Victim Two says he is still playing water polo and processing his own disappointment. “Going into the school, I thought it was a diverse community and inclusive,” he says. “Even the booklet I got before attending the school had all these words like integrity, diversity, inclusiveness…But apparently, if you’re [a] minority, you’re not really viewed as [being as] valuable as others.”
He adds that if he had done what he and Aidan allege Van der Woude did, he would have been kicked out of school or worse. “Arrested, put in jail, on the spot, no questions asked,” he says. “That’s how I feel.”
While interviewing Victim Two and Aidan, I’m struck by their idealism. Neither of them speaks the cynical language of lawsuits, reputation management, and retribution.
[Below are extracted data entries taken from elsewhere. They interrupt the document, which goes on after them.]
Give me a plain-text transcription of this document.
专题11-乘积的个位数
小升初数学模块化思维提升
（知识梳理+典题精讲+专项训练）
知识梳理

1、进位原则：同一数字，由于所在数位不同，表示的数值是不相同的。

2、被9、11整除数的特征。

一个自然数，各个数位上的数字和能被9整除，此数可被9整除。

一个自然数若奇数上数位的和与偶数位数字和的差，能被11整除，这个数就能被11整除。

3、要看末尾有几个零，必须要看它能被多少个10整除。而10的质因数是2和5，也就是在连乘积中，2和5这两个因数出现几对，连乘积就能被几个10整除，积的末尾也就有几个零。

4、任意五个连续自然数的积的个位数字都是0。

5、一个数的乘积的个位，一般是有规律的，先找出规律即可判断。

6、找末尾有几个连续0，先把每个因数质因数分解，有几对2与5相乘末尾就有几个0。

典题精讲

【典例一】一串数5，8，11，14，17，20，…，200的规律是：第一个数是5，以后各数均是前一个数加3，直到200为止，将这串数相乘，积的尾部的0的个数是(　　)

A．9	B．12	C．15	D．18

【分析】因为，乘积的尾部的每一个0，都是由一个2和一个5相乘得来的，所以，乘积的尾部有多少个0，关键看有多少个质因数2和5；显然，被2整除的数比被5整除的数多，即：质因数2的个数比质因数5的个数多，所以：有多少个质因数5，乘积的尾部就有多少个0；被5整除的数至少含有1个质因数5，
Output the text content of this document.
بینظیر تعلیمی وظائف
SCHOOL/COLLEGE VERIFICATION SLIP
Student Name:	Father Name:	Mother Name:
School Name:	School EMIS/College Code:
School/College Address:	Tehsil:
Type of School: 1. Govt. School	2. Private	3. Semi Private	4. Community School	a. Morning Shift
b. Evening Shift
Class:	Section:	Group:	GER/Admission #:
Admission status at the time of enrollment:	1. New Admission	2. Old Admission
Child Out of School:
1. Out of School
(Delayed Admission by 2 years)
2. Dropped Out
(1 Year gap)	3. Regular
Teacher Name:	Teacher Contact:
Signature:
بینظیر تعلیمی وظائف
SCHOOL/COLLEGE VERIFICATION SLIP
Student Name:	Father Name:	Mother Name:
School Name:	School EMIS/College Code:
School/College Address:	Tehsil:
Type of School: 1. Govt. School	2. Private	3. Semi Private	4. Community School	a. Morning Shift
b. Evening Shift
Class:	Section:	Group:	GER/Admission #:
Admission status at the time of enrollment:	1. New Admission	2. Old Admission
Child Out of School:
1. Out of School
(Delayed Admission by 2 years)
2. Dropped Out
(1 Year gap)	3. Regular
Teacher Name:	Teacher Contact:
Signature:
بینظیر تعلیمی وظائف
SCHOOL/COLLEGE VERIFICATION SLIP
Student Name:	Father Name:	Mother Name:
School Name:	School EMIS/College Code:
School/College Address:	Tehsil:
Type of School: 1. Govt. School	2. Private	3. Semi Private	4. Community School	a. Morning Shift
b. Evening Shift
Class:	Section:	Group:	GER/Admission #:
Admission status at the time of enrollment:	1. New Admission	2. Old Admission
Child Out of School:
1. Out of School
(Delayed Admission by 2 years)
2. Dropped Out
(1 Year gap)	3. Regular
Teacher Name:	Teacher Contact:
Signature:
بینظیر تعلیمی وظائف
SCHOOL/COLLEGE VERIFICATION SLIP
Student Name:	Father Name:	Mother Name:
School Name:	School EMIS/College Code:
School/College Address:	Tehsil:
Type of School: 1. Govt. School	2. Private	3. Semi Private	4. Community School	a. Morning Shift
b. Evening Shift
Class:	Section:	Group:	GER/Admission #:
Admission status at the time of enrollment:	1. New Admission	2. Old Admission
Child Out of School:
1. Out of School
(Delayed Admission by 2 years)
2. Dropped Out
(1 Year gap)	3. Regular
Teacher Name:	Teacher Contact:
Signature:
Instead, they seem to be longing for a mea culpa from the school they loved. “I thought that there was somebody at that place that would have my back, that would care,” Aidan says. “But there wasn’t. There was no support. It didn’t get better for me.”
In September 2025, Harvard-Westlake dropped from the 11th-best private high school in the country to number 40, according to Niche, a site that ranks K–12 schools and colleges. (Back in 2023, it was ranked number two.) Niche grades schools according to various factors, including the percentage of seniors who go on to attend four-year colleges, along with survey responses on school culture, diversity, and the overall experience of students and parents. The site releases some, but not all, survey results online.
In an interview with Harvard-Westlake’s student paper, school president Commons said he was perplexed by the fact that the school now ranked 40th out of 1,708 schools on Niche’s list of “best high schools for athletes in California.” The website, he noted, “gives us A+ grades in every area but athletics. That’s the real surprise, given that I think our athletics program is broader and more excellent than nearly all the schools ranked ahead of us in the ‘best private schools’ ranking.” He added, “I admit totally to the fact that it furrows my brow when we’re not somewhere close to the top.”
But then Commons heartened himself, telling a student reporter that Niche wasn’t necessarily something one should take seriously. “We’ll try to learn more and understand more about their criteria and figure out if there is something legitimate that we can improve as a school,” he said, “or whether it’s really just a random thing.”
This story has been updated with a statement from an attorney for Connor Kim.